Bronze artist Kristen Visbal gives a whole new meaning to the phrase, “take the bull by the horns,” with her 4-foot bronze sculpture of a defiant girl that was recently installed on Wall Street. Hands on hips, head cocked back confidently, she stares down the infamous Charging Bull sculpture.
The piece, which was installed between 4 a.m. and 6 a.m. the day before International Women’s Day, was commissioned by State Street Global Advisors as part of their quest to include more women on company boards. Titled Fearless Girl, the diminutive bronze statue already has its own Wikipedia page, and appears to be a hit with the New York crowds, which gathered around to take photos for Instagram and Twitter.
“What this girl represents is the present, but also the future,” Stephen Tisdalle, State Street’s chief marketing officer shared. “She’s not angry at the bull—she’s confident, she knows what she’s capable of, and she’s wanting the bull to take note.”
The cast bronze sculpture has permits for a month-long installation, though McCann, who assisted State Street with the project, is negotiating with the city for a more permanent stay.
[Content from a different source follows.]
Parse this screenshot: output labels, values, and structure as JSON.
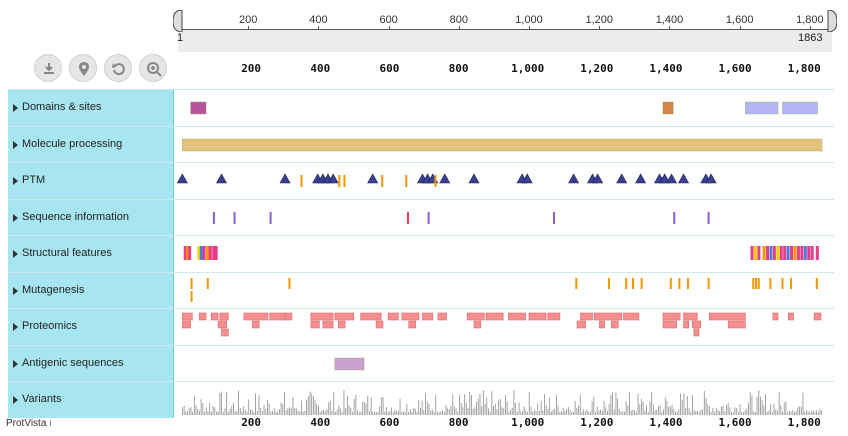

For State Street, Fearless Girl is more than a piece of public art—she’s a call to arms. The money manager will be sending out letters to 3,500 companies, asking them to increase the number of female board members, and voting against companies who fail to take action. As a huge player in the index fund world, they have the clout to put pressure on the companies who would benefit from their investments.
More women in power isn’t just about equality, it also makes good business sense. An MSCI study suggested companies with strong female leadership saw a return on equity of 10.1% per year, versus 7.4% for those without women at the top. However, one-quarter of Russell 3000 companies don’t have a single woman on their board, and nearly 60% of boards are less than 15% women.
So who is this defiant, take charge little girl looking to change the way companies do business? Visbal shared that it was modeled on two girls—one the 7-year-old daughter of a friend and the other a 9-year-old Latina. “This is a piece of work all women of any age, shape, color or creed can relate to,” the artist revealed in a statement. “A work which reminds us today’s working woman is here to stay and has taken her place in the nation’s financial district.”